Parterre

もう20年ほど前の話になるが、学生の時、勉強・研究のためにドイツ・ベルリンに住んでいたことがあった。現行制度は分からないし、記憶も定かではないが、当時知人とシェアすることになって到着後、まず区役所 (Bezirks­amt) か市民局 (Bürger­amt) の登録課 (Melde­behörde) に転入届 (An­mel­dung) を提出して、受理された後に外国人局 (Ausländer­behörde) で長期滞在許可証 (Aufenthalts­erlaubnis) を取得した。更にその2年前だったか、1学期間交換留学生としてマールブルクにいたのだが、その時はドイツ渡航前にロンドンのドイツ大使館に行ってビザを取得する必要があった。ビザを取得した上で入国して、転入届の提出と外国人局での登録を行った。その2年の間に制度が変わり、ベルリンの時に学生の場合は渡航前のビザ申請は必要でなくなっていた。

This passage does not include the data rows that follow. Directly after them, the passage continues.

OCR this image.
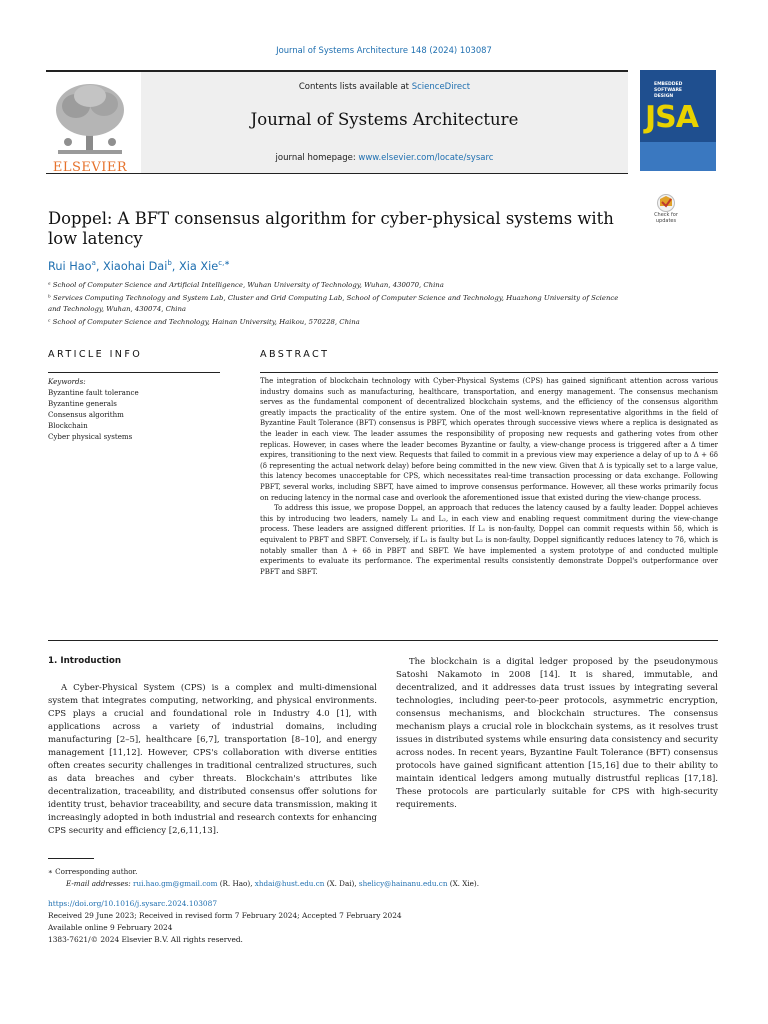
Journal of Systems Architecture 148 (2024) 103087
ELSEVIER
Contents lists available at ScienceDirect
Journal of Systems Architecture
journal homepage: www.elsevier.com/locate/sysarc
EMBEDDED
SOFTWARE
DESIGN
JSA
Doppel: A BFT consensus algorithm for cyber-physical systems with low latency
Check for updates
Rui Hao$^a$, Xiaohai Dai$^b$, Xia Xie$^{c,∗}$
ᵃ School of Computer Science and Artificial Intelligence, Wuhan University of Technology, Wuhan, 430070, China
ᵇ Services Computing Technology and System Lab, Cluster and Grid Computing Lab, School of Computer Science and Technology, Huazhong University of Science
and Technology, Wuhan, 430074, China
ᶜ School of Computer Science and Technology, Hainan University, Haikou, 570228, China
ARTICLE INFO	ABSTRACT
Keywords:
Byzantine fault tolerance
Byzantine generals
Consensus algorithm
Blockchain
Cyber physical systems

The integration of blockchain technology with Cyber-Physical Systems (CPS) has gained significant attention across various industry domains such as manufacturing, healthcare, transportation, and energy management. The consensus mechanism serves as the fundamental component of decentralized blockchain systems, and the efficiency of the consensus algorithm greatly impacts the practicality of the entire system. One of the most well-known representative algorithms in the field of Byzantine Fault Tolerance (BFT) consensus is PBFT, which operates through successive views where a replica is designated as the leader in each view. The leader assumes the responsibility of proposing new requests and gathering votes from other replicas. However, in cases where the leader becomes Byzantine or faulty, a view-change process is triggered after a Δ timer expires, transitioning to the next view. Requests that failed to commit in a previous view may experience a delay of up to Δ + 6δ (δ representing the actual network delay) before being committed in the new view. Given that Δ is typically set to a large value, this latency becomes unacceptable for CPS, which necessitates real-time transaction processing or data exchange. Following PBFT, several works, including SBFT, have aimed to improve consensus performance. However, all these works primarily focus on reducing latency in the normal case and overlook the aforementioned issue that existed during the view-change process.

To address this issue, we propose Doppel, an approach that reduces the latency caused by a faulty leader. Doppel achieves this by introducing two leaders, namely L₁ and L₂, in each view and enabling request commitment during the view-change process. These leaders are assigned different priorities. If L₁ is non-faulty, Doppel can commit requests within 5δ, which is equivalent to PBFT and SBFT. Conversely, if L₁ is faulty but L₂ is non-faulty, Doppel significantly reduces latency to 7δ, which is notably smaller than Δ + 6δ in PBFT and SBFT. We have implemented a system prototype of and conducted multiple experiments to evaluate its performance. The experimental results consistently demonstrate Doppel's outperformance over PBFT and SBFT.

1. Introduction

A Cyber-Physical System (CPS) is a complex and multi-dimensional system that integrates computing, networking, and physical environments. CPS plays a crucial and foundational role in Industry 4.0 [1], with applications across a variety of industrial domains, including manufacturing [2–5], healthcare [6,7], transportation [8–10], and energy management [11,12]. However, CPS's collaboration with diverse entities often creates security challenges in traditional centralized structures, such as data breaches and cyber threats. Blockchain's attributes like decentralization, traceability, and distributed consensus offer solutions for identity trust, behavior traceability, and secure data transmission, making it increasingly adopted in both industrial and research contexts for enhancing CPS security and efficiency [2,6,11,13].

The blockchain is a digital ledger proposed by the pseudonymous Satoshi Nakamoto in 2008 [14]. It is shared, immutable, and decentralized, and it addresses data trust issues by integrating several technologies, including peer-to-peer protocols, asymmetric encryption, consensus mechanisms, and blockchain structures. The consensus mechanism plays a crucial role in blockchain systems, as it resolves trust issues in distributed systems while ensuring data consistency and security across nodes. In recent years, Byzantine Fault Tolerance (BFT) consensus protocols have gained significant attention [15,16] due to their ability to maintain identical ledgers among mutually distrustful replicas [17,18]. These protocols are particularly suitable for CPS with high-security requirements.

∗ Corresponding author.
E-mail addresses: rui.hao.gm@gmail.com (R. Hao), xhdai@hust.edu.cn (X. Dai), shelicy@hainanu.edu.cn (X. Xie).
https://doi.org/10.1016/j.sysarc.2024.103087
Received 29 June 2023; Received in revised form 7 February 2024; Accepted 7 February 2024
Available online 9 February 2024
1383-7621/© 2024 Elsevier B.V. All rights reserved.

ベルリンで転入届を出した際、住所は「〇〇通り△△番1階右」というような感じだった。□□号などの部屋番号はなかったので、記入欄に階数と左右の位置を書き込んだ。その時の「1階右」の部分が Parterre rechts だった。つまり Parterre は英国英語の ground floor やフランス語の rez-de-chaussée にあたる。英国の学校で習った「1階」を指すドイツ語単語は Erd­geschoss だったが、ベルリンでは Parterre と書くのが普通と誰だかに教わって、そのように記入した。ベルリン以外でもスイスやオーストリアでは Parterre がよく使われているようだ。

Parterre はもともとフランス語の単語だが、上記ドイツ語の単語でもあるし、また英単語でもある。ただフランス語にも英語にもドイツ語の「建物の1階」という意味はない。仏英両語でまず園芸用語で「花壇」を意味する。ここでの「花壇」は草花が植わった部分のみではなく、路や植え込みなど装飾性に統一感がある庭園の一区画全体のこと。ドイツ語単語 Parterre に「花壇」という意味は辞典を参照してもなかった。次いで劇場の「平土間」という意味を持つ。舞台正面の1階の部分と言えば良いだろうか。今は席があって勾配があることが多いが、昔は平で立ち見客用だった。この意味は仏英独で共通しているが、英語の場合手元の辞書によれば chiefly N. Amer. とあり北米で主に使われ、ドイツ語だと veraltend つまりは「古めかしい表現」という注意書きが。現在一般的に劇場の「平土間」を指す英国英語は stalls でドイツ語の場合だと Parkett だ。

何がきっかけだったのか⋯⋯なぜだか Parterre rechts をふと思い出した日曜日の午後。